Iron studies typically cost $30-75 without insurance. Usually covered when investigating anemia or monitoring iron therapy. Often ordered with a CBC for complete evaluation.
FAQs.
Why is ferritin the most important marker?
Ferritin reflects your true iron stores. It drops before hemoglobin does, making it the earliest and most sensitive marker of iron deficiency. It can also identify iron overload.
Can ferritin be normal but iron still be low?

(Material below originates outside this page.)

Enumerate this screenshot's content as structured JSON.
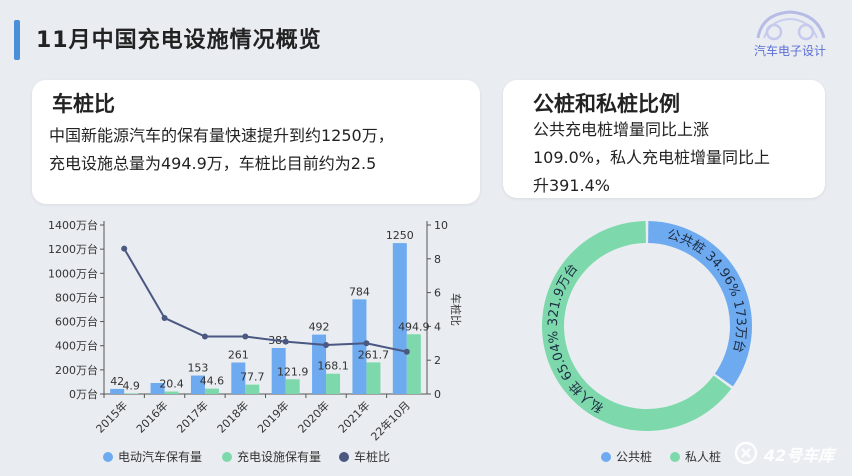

Rarely in true iron deficiency. However, inflammation elevates ferritin even when iron stores are depleted. If you're inflamed and iron-deficient, ferritin may look normal.
What's a good ferritin level for athletes?
Athletes have higher iron demands. Optimal ferritin for athletes is often cited as 50-100 ng/mL for performance, though this is higher than the 'normal' lower limit.
How long does it take to replenish iron stores?
Hemoglobin improves within 2-4 weeks of supplementation, but rebuilding ferritin stores takes 3-6 months. Continue supplementation even after hemoglobin normalizes.